Grey flushed. "Yes, yes it was..."

Shi-teh covered his embarrassment at the undercurrents between them.

"I must, er, see about dinner." He hurried off. The other Chinese excused themselves and turned away.

Fleur Marlowe fanned herself. "Perhaps we should find our table, Peter," she said.

"A good idea, Mrs. Marlowe," Grey said. He was in as tight control as Peter Marlowe. "How's the King?"

"I don't know. I haven't seen him since Changi." Marlowe looked down on Grey.

"But you're in touch with him?"

"No. No, actually I'm not."

"You don't know where he is?"

"No."


"That's strange, seeing how close you two were." Grey ripped his eyes away and glanced at Fleur Marlowe and thought she was the prettiest woman he had ever seen. So pretty and fine and English and fair, just like his ex-wife Trina who went off with an American barely a month after he was reported missing in action. Barely a month. "Did you know we were enemies in Changi, Mrs. Marlowe?" he said with a gentleness that she found frightening.

"Peter's never discussed Changi with me, Mr. Grey. Or anyone that I know of."

"Curious. It was an awesome experience, Mrs. Marlowe. I've forgotten none of it. I... well, sorry to interrupt..." He glanced up at Marlowe. He began to say something but changed his mind and turned away.

"Oh, Peter, what an awful man!" Fleur said. "He gave me the creeps."

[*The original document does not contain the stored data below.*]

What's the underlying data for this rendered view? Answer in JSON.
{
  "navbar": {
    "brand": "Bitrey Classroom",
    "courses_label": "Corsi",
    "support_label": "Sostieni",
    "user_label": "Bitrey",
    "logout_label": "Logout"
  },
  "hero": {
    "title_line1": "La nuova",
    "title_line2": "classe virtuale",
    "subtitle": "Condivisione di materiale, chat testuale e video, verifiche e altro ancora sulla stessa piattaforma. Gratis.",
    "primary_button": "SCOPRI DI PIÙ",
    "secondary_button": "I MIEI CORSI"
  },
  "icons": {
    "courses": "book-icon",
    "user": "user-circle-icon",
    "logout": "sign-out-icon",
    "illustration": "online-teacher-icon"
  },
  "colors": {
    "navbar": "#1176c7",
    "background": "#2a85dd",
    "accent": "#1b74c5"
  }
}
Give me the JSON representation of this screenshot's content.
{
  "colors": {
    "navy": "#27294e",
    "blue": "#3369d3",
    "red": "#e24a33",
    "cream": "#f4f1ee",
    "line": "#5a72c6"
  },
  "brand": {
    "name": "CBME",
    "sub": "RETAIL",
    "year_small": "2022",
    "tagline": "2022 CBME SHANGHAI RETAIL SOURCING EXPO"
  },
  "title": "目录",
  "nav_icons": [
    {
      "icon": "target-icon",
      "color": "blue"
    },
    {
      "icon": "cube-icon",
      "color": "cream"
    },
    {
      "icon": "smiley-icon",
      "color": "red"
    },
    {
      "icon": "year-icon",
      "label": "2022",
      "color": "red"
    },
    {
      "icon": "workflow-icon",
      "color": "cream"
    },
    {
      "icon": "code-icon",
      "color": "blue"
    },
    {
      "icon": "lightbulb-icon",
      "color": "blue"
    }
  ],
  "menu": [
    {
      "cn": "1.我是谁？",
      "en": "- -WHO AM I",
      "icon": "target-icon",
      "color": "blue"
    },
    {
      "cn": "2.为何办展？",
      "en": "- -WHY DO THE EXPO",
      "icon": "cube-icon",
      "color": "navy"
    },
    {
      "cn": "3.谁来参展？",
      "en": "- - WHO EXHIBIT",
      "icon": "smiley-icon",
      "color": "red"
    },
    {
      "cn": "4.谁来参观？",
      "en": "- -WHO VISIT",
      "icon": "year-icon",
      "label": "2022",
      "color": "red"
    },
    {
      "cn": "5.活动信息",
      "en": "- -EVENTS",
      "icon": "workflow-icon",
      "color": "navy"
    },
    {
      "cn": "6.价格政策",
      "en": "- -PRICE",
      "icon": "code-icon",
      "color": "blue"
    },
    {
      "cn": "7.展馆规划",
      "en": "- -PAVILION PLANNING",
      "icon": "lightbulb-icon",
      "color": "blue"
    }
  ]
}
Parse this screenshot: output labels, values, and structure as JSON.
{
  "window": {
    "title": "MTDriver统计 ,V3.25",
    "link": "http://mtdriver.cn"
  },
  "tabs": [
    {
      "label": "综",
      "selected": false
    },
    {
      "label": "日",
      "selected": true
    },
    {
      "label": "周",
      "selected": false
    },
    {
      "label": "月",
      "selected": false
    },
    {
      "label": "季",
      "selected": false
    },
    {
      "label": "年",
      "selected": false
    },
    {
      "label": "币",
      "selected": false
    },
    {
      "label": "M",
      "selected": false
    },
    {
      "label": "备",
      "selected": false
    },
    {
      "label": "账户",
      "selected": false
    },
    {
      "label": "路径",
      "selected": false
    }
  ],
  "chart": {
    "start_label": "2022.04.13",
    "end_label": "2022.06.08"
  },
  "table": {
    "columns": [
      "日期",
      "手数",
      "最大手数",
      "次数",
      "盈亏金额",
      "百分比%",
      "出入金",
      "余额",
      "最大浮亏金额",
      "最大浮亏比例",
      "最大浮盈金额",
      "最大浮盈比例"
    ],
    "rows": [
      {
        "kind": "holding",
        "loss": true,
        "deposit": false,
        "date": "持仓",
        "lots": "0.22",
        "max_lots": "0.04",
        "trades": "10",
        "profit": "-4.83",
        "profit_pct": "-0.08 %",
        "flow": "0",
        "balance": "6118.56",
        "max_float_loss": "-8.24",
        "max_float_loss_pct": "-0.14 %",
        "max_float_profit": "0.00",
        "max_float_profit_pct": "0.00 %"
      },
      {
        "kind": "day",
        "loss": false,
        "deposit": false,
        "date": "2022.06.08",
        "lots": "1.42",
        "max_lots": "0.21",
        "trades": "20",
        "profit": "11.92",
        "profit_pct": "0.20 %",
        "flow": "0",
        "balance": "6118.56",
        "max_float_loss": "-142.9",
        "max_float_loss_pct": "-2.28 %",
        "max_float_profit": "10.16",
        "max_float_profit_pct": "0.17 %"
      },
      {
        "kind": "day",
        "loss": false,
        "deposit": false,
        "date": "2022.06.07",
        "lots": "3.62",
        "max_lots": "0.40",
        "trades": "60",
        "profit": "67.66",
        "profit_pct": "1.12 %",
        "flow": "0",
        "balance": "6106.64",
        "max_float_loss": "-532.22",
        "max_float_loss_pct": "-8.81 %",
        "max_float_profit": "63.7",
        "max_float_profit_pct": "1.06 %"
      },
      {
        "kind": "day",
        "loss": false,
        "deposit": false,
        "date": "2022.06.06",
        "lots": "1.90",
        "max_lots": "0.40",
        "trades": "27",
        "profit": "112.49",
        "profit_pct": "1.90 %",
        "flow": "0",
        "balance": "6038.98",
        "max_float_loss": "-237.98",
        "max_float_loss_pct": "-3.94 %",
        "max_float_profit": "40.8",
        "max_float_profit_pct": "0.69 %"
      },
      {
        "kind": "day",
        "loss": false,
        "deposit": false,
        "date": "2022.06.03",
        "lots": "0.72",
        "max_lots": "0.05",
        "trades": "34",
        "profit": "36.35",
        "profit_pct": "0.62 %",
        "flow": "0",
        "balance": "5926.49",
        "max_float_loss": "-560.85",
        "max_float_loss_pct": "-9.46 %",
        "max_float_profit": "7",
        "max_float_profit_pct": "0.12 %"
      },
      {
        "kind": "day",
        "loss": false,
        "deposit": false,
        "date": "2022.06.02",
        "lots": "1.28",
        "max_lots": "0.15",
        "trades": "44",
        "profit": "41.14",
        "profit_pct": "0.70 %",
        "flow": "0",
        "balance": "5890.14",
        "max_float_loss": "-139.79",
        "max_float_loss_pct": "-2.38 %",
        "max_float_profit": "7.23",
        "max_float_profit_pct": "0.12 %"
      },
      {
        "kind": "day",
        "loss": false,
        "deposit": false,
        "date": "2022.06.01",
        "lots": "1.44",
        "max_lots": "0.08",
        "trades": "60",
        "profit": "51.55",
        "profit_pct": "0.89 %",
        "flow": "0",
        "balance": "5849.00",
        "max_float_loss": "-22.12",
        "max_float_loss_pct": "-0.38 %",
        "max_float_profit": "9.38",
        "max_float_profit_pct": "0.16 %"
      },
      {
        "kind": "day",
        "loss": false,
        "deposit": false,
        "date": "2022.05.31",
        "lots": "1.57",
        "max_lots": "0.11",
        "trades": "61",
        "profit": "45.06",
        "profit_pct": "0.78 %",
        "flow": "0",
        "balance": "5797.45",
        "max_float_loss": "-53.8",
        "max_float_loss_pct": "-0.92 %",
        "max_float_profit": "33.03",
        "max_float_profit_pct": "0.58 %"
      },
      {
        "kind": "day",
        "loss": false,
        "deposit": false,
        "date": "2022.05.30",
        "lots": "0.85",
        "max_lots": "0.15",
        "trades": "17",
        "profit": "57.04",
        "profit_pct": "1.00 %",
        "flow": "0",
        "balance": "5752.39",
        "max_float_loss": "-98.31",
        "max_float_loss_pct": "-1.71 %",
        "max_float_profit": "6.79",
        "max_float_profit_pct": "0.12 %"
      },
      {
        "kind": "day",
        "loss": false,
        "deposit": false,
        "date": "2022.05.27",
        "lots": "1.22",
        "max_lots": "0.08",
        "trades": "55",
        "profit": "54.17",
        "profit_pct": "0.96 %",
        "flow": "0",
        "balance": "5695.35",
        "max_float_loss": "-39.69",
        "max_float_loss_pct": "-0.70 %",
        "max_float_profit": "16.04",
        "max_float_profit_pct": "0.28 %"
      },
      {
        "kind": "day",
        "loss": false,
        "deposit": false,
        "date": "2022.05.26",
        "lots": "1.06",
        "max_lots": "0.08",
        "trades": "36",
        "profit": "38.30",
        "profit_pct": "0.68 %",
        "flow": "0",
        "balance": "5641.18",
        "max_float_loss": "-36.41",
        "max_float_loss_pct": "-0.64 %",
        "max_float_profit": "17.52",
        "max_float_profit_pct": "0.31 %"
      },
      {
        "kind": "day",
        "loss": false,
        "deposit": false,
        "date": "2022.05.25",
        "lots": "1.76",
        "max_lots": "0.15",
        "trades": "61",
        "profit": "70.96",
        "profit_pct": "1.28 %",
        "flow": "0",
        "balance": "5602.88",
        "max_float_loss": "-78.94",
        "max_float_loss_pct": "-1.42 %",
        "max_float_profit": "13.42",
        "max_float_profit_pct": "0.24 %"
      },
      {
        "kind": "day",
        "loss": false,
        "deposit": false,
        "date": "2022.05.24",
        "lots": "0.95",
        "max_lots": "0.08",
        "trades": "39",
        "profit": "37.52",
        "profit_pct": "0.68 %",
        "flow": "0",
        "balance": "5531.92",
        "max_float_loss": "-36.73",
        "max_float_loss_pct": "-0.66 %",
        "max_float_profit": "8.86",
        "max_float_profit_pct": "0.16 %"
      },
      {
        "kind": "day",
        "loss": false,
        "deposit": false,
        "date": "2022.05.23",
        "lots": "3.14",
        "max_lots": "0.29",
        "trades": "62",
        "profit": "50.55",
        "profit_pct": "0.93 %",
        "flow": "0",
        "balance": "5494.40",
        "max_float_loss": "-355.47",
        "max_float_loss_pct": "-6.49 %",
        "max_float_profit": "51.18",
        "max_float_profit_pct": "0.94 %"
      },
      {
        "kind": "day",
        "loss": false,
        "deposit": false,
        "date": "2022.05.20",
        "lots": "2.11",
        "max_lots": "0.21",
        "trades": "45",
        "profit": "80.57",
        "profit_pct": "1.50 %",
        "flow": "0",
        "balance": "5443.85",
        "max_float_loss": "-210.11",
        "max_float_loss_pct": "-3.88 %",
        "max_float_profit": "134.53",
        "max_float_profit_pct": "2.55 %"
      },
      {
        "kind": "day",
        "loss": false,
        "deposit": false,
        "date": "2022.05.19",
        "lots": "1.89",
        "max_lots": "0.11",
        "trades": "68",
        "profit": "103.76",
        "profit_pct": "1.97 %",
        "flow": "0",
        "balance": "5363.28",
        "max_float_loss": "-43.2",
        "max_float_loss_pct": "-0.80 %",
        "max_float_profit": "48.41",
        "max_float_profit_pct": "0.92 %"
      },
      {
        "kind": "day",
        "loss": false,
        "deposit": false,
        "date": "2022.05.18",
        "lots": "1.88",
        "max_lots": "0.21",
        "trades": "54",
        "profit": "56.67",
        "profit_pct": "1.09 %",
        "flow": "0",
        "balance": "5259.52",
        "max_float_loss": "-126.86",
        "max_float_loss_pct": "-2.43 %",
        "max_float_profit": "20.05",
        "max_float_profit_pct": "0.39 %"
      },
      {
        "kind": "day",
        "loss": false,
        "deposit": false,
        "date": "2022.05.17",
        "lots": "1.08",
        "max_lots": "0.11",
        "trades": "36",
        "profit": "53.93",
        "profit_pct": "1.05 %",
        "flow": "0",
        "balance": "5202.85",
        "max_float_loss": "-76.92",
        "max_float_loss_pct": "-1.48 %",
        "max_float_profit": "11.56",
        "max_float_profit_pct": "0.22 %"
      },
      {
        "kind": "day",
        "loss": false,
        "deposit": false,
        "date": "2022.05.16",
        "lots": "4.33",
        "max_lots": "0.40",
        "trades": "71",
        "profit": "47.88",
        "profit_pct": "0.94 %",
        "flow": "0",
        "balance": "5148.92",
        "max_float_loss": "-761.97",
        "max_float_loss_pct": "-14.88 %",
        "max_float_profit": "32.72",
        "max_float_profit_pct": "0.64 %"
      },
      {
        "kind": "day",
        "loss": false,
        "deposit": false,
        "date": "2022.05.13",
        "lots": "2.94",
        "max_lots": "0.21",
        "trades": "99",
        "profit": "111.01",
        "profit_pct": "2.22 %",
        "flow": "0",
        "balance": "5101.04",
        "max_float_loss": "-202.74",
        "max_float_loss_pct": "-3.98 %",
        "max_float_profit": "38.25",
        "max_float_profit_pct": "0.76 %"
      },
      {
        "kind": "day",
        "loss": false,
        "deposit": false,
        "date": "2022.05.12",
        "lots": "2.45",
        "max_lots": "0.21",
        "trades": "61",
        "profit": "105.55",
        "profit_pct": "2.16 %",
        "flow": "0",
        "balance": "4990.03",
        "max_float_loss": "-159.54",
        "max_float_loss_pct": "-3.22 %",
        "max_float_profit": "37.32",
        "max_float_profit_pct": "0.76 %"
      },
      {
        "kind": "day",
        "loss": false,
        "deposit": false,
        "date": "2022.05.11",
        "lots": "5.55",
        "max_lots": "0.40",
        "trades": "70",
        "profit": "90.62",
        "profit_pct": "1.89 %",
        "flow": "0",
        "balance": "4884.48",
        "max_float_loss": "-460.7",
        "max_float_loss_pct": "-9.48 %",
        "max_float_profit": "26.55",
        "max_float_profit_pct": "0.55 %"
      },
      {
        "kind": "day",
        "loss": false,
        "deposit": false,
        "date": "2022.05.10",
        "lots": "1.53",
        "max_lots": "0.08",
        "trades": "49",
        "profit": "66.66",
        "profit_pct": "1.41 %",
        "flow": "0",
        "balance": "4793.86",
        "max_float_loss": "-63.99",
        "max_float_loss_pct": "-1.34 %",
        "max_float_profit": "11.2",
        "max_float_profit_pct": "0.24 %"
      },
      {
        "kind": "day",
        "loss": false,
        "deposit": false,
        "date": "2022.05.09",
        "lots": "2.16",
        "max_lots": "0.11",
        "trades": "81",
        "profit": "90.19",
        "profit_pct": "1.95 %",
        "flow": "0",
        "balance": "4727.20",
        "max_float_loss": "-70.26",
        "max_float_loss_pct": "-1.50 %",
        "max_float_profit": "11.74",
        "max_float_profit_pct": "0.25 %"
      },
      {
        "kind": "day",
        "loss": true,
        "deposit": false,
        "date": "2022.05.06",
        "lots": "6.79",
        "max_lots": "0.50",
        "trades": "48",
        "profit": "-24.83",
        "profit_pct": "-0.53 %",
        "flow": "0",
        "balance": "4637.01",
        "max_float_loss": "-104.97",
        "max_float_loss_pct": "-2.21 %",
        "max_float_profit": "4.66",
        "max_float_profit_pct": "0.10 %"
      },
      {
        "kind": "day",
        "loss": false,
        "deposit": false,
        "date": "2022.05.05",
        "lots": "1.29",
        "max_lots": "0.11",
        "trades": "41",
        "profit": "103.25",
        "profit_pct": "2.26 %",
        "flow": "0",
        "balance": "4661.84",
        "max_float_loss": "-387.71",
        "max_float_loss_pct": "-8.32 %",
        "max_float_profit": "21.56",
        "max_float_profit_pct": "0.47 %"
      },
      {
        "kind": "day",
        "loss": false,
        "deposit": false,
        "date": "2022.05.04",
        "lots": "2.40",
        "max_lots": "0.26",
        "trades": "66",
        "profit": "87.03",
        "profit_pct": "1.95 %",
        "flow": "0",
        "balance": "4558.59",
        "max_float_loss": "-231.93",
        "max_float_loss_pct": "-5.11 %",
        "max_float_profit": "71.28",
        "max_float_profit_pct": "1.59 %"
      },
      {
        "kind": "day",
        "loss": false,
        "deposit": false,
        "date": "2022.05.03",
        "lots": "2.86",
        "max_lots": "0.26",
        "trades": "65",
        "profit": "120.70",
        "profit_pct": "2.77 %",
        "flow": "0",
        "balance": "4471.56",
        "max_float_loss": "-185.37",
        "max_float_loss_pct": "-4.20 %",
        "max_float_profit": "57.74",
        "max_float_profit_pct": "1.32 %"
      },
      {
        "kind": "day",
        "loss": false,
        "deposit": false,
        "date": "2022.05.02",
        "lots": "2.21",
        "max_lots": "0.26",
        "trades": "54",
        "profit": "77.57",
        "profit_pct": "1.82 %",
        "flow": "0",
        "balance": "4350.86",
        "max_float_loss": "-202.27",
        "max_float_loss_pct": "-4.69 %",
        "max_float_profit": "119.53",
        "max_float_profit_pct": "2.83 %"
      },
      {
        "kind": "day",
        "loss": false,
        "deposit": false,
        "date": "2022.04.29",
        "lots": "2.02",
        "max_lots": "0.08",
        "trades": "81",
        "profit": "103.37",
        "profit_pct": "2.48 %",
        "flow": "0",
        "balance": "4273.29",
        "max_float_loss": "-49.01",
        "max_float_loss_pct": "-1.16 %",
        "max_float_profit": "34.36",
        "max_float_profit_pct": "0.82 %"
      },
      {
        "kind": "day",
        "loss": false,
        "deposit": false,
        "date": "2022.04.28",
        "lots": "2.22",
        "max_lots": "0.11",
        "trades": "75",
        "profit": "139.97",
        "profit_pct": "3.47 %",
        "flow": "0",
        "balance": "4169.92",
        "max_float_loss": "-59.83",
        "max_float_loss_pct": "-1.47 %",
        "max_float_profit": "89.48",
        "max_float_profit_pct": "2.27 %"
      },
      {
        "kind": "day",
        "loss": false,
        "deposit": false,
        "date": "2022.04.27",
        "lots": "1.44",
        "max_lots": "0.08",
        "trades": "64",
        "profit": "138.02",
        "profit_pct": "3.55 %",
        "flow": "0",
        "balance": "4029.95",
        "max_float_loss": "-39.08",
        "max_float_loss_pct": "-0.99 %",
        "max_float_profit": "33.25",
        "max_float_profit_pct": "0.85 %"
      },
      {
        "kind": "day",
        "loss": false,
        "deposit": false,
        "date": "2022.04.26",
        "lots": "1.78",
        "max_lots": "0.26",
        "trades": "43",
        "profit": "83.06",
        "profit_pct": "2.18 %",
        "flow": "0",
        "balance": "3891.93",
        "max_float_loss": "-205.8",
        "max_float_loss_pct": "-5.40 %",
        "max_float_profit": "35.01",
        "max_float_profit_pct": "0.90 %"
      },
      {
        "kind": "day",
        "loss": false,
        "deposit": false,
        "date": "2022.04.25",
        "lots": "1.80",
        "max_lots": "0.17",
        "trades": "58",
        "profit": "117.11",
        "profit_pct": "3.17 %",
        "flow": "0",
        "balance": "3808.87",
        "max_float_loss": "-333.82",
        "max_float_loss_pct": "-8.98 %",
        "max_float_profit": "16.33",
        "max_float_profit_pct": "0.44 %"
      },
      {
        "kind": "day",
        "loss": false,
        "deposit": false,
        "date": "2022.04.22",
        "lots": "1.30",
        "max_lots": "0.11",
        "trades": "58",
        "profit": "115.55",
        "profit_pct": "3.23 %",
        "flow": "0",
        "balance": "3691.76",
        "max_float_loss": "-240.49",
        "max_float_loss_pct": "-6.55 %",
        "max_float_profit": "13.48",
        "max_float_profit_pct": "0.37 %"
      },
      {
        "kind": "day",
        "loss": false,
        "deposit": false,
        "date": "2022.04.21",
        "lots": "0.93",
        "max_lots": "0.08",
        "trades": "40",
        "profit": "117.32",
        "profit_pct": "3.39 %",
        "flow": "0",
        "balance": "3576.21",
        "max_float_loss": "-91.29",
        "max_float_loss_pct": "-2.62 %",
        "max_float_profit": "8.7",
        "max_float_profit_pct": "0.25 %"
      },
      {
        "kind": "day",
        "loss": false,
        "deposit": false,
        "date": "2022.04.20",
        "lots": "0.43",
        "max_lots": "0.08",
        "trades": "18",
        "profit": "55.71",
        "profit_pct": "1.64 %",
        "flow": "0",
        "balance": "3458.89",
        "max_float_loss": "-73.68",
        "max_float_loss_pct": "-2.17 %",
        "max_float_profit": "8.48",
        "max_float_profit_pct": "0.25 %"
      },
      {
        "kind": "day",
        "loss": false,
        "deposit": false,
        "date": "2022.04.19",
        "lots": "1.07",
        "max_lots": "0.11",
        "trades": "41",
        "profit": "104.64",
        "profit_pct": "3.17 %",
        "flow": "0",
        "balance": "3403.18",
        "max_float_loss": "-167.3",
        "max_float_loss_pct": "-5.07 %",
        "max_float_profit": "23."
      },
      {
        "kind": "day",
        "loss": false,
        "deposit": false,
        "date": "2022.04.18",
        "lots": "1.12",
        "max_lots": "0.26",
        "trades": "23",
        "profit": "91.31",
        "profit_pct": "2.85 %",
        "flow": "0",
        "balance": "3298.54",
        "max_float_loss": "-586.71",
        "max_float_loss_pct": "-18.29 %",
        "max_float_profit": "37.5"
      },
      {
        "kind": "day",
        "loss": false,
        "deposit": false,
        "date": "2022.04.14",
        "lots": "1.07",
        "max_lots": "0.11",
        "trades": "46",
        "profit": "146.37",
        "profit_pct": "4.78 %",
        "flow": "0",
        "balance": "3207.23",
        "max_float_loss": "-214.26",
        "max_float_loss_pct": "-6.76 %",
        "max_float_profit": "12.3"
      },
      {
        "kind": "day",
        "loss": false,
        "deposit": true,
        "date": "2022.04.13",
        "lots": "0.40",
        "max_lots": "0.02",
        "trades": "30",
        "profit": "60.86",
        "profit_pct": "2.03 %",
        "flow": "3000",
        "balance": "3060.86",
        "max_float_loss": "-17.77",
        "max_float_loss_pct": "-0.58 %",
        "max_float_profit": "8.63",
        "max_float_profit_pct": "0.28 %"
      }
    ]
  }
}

"Nothing to bother about, my darling."

"Why were you enemies?"

"Not now, my pet, later." Marlowe smiled at her, loving her. "Grey's nothing to us."
36
9:45 PM
Linc Bartlett saw Orlanda before she saw him and she took his breath away. He couldn't help comparing her with Casey who was beside him talking to Andrew Gavallan. Orlanda was wearing white silk, floor-length, backless with a halter neck that, discreetly, somehow, seemed to offer her golden body. Casey wore her green that he had seen many times, her tawny hair cascading.

"Would you both like to come to Shi-teh's tonight?" Orlanda had asked him this morning. "It could be important for you and your Casey to be there."

"Why?"

"Because almost all business that counts in Hong Kong is done at this type of function, Mr. Bartlett. It could be very important for you to become involved with people like Shi-teh—and in the Turf Club, Cricket Club, even the Club itself, though that'd be impossible."



"Because I'm American?"

"Because someone has to die to create an opening—an English or Scotsman." She had laughed. "The waiting list's as long as Queen's Road! It's men only, very stuffy, old leather chairs, old men sleeping off their three-hour and ten-gin lunches, The Times and all that."

"Hell, that sounds exciting!"

She had laughed again. Her teeth were white and he could see no blemish in her. They had talked over breakfast and he had found her more than easy to talk to. And to be with. Her perfume was enticing. Casey rarely wore perfume—she said that she'd found it just another distraction to the businessmen she had to deal with. With Orlanda, breakfast had been coffee and toast and eggs and crisp bacon, American style, at a brand-new hotel she suggested, called the Mandarin. Casey didn't eat breakfast. Just coffee and toast sometimes, or croissants.

The interview had passed easily and the time too fast. He had never been in the company of a woman with such open and confident femininity. Casey was always so strong, efficient and cool and not feminine. By choice, her choice and my agreement, he reminded himself.